I am currently studying Deep Learning by Goodfellow, Bengio, and Courville. In chapter 5.2 Capacity, Overfitting and Underfitting, the authors say the following:
Typically, when training a machine learning model, we have access to a training set; we can compute some error measure on the training set, called the training error; and we reduce this training error. So far, what we have described is simply an optimization problem. What separates machine learning from optimization is that we want the generalization error, also called the test error, to be low as well. The generalization error is defined as the expected value of the error on a new input. Here the expectation is taken across different possible inputs, drawn from the distribution of inputs we expect the system to encounter in practice.
I found this part unclear:
Here the expectation is taken across different possible inputs, drawn from the distribution of inputs we expect the system to encounter in practice.

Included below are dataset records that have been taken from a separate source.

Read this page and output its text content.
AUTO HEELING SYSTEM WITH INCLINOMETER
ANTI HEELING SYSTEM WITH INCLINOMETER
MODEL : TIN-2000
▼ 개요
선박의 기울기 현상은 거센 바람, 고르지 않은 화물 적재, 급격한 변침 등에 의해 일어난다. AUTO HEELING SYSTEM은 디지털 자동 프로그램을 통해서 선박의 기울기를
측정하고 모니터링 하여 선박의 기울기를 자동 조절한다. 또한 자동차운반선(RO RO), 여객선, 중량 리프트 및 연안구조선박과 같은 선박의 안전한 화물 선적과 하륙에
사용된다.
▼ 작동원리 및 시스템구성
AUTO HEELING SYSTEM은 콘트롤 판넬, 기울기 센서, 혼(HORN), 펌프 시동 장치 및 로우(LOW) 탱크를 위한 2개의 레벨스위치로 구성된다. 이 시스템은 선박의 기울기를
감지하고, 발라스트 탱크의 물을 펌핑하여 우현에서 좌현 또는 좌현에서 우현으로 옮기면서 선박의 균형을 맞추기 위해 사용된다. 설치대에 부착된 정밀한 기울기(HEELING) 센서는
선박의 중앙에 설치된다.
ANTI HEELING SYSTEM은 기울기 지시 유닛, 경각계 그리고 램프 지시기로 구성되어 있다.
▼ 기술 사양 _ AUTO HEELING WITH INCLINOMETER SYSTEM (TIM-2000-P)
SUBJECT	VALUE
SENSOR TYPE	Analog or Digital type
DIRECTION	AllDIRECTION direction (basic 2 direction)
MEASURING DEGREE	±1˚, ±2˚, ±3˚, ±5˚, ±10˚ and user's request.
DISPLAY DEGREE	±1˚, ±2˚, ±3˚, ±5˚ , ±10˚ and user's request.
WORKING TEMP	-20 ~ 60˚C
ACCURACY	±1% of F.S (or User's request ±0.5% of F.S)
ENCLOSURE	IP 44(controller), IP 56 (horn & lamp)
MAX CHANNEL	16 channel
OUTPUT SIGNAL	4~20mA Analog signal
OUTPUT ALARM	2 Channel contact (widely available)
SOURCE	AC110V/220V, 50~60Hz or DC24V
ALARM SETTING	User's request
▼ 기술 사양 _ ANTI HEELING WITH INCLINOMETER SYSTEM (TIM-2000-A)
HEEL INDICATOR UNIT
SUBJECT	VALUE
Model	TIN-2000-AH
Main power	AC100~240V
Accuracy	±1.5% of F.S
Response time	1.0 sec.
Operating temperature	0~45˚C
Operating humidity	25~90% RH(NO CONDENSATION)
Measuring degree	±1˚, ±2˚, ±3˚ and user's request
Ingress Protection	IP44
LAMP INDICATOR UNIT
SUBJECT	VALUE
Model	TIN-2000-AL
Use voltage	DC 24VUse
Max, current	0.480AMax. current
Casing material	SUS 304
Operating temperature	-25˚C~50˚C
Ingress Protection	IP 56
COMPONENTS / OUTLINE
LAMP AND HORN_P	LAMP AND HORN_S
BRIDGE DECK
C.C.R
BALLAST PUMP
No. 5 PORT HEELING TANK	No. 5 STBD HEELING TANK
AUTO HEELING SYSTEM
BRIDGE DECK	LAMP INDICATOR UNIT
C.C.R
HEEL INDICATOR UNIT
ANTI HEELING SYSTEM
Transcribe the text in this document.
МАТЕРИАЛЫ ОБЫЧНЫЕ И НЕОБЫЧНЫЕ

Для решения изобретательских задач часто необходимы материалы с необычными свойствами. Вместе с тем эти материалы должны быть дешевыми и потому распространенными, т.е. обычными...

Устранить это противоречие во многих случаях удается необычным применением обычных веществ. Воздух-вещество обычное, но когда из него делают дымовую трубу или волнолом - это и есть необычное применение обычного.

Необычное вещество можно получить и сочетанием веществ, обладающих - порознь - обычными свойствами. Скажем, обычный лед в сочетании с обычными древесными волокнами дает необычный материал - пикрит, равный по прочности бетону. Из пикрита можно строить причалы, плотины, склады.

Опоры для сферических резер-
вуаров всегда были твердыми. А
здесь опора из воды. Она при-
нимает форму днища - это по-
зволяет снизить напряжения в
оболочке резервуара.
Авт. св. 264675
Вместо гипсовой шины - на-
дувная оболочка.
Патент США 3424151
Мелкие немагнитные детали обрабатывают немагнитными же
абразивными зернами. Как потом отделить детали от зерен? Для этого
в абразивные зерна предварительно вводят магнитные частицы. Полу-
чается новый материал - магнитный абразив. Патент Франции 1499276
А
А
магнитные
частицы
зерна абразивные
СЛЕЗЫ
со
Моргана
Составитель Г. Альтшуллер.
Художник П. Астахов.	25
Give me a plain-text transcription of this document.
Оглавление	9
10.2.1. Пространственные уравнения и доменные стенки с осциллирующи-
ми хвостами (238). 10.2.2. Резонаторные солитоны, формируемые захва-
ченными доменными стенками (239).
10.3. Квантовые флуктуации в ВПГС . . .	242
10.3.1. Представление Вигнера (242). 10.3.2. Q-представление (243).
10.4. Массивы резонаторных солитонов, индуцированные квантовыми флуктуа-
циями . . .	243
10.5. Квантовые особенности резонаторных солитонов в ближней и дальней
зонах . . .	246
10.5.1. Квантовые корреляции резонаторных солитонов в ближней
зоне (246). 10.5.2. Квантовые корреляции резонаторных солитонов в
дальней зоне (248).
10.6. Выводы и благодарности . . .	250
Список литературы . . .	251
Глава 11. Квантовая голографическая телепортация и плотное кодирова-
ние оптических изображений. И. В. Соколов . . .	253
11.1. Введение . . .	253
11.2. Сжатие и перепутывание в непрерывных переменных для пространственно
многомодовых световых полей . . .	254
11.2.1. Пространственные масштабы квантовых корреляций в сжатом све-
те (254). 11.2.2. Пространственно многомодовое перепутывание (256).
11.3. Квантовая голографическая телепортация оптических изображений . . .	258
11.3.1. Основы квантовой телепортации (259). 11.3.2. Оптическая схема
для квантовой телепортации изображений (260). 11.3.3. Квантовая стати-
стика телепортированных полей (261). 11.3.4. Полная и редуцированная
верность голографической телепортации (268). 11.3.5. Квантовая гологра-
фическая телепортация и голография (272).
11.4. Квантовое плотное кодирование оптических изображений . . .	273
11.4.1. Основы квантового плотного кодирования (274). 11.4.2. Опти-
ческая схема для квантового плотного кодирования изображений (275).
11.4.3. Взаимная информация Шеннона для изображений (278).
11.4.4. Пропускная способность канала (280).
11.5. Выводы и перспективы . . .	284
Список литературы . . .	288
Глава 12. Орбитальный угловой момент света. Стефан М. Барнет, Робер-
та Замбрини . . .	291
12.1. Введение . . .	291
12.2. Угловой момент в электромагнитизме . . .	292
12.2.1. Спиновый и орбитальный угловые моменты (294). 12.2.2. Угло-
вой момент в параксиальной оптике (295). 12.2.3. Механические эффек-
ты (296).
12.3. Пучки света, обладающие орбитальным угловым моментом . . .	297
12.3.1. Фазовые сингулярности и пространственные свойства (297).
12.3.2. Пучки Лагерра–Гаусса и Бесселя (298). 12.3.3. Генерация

The language used here is confusing me, because it is discussing a "distribution", as in a "probability distribution", but then refers to inputs, which are data gathered from outside of any probability distribution. Based on the limited information my studying of machine learning has taught me so far, my understanding is that the machine learning algorithm (or, rather, some machine learning algorithms) uses training data to implicitly construct some probability distribution, right? So is this what it is referring to here? Is the "distribution of inputs we expect the system to encounter in practice" the so called "test set"? I would greatly appreciate it if people would please take the time to clarify this.